Still recovering from my sickness, Justin and I spent the next day at Langkawi’s tallest waterfall and then laying around Skull beach, where we had a few monkey standoffs and where I got numerous bites from water resistant ants? I don’t know, I’m not an insect scientist.
For dinner, Justin and I couldn’t resist this burger stand ran by a married couple. Although we’ve been avoiding burgers since we got to Malaysia, Justin is a sucker for chefs cooking things in other things’ grease. This guy did that and so much more- he sliced the burger patties in half as to not dry the outside, he put spices and sauces inside the halved burger, he layered the burger, cheese and freshly chopped lettuce with 3 different sauces and it was completely amazing.
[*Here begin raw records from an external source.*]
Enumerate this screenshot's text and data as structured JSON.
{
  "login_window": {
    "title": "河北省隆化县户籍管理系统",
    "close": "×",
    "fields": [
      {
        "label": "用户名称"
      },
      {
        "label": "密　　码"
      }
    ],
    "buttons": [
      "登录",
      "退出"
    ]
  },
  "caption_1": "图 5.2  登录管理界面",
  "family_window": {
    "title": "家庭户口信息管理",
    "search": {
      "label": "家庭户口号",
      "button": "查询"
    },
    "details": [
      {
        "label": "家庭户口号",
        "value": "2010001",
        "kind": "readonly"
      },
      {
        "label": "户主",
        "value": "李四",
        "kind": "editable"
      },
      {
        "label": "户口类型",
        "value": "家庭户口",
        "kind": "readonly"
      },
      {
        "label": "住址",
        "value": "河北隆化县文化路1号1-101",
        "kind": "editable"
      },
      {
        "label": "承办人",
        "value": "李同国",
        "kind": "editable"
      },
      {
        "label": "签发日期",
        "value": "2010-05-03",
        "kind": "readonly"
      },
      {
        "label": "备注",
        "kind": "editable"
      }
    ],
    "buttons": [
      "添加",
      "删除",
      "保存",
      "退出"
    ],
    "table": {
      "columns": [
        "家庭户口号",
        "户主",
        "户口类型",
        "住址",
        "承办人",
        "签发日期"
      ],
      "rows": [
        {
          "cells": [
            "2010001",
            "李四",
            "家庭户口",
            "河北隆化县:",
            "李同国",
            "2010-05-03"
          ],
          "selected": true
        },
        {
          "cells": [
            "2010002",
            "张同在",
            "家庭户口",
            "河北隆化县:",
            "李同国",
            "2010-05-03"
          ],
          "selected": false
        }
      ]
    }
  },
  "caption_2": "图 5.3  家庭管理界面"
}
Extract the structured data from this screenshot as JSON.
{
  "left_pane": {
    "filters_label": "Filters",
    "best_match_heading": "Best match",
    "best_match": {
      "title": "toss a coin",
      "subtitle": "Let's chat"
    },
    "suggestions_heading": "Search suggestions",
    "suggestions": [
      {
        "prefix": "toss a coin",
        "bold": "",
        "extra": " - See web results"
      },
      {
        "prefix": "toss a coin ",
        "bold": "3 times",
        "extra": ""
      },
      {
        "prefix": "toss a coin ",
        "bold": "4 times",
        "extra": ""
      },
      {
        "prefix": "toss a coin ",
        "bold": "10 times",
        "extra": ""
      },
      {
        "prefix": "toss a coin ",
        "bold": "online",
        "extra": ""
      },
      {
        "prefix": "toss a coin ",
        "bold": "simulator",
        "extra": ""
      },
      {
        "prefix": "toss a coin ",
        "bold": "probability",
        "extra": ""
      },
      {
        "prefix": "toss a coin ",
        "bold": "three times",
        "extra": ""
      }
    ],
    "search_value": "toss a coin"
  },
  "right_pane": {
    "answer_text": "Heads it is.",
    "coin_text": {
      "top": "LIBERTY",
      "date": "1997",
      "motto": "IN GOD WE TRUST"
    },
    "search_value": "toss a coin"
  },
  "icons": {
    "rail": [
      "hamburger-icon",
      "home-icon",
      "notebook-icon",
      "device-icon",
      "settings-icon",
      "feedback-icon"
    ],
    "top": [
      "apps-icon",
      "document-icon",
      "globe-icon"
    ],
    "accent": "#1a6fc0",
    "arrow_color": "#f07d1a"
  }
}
On our last day, we fueled up for our adventures with our favorite nasi lemak and condensed milk roti from a little cart on the side of the road. Don’t you worry, Justin and I have already found a great roti recipe and you bet that’s all we’ll be cooking for breakfast once we have a kitchen.
Like clockwork, as soon as we got mid-way up a long, winding mountain, it started pouring rain. It was at the time that our clothes and packs were completely soaked that we’d realize that we were at the top of a different mountain than we had intended. This was also around the time that we began having the “are we going to have enough gas?” conversations. Truly believing that I would at one point have to wave down someone on the road, we made our way to the most northern, and most beautiful beach in Langkawi. Justin and I were part of the handful of people swimming in the crystal blue waters and gawking at the limestone karsts.
Still worried about the whole gas situation, we continued on to Durian Perangin Waterfall, a 14 tiered waterfall where you bet I’d forget my sunglasses at the very top (it was much less fun hiking up a second time).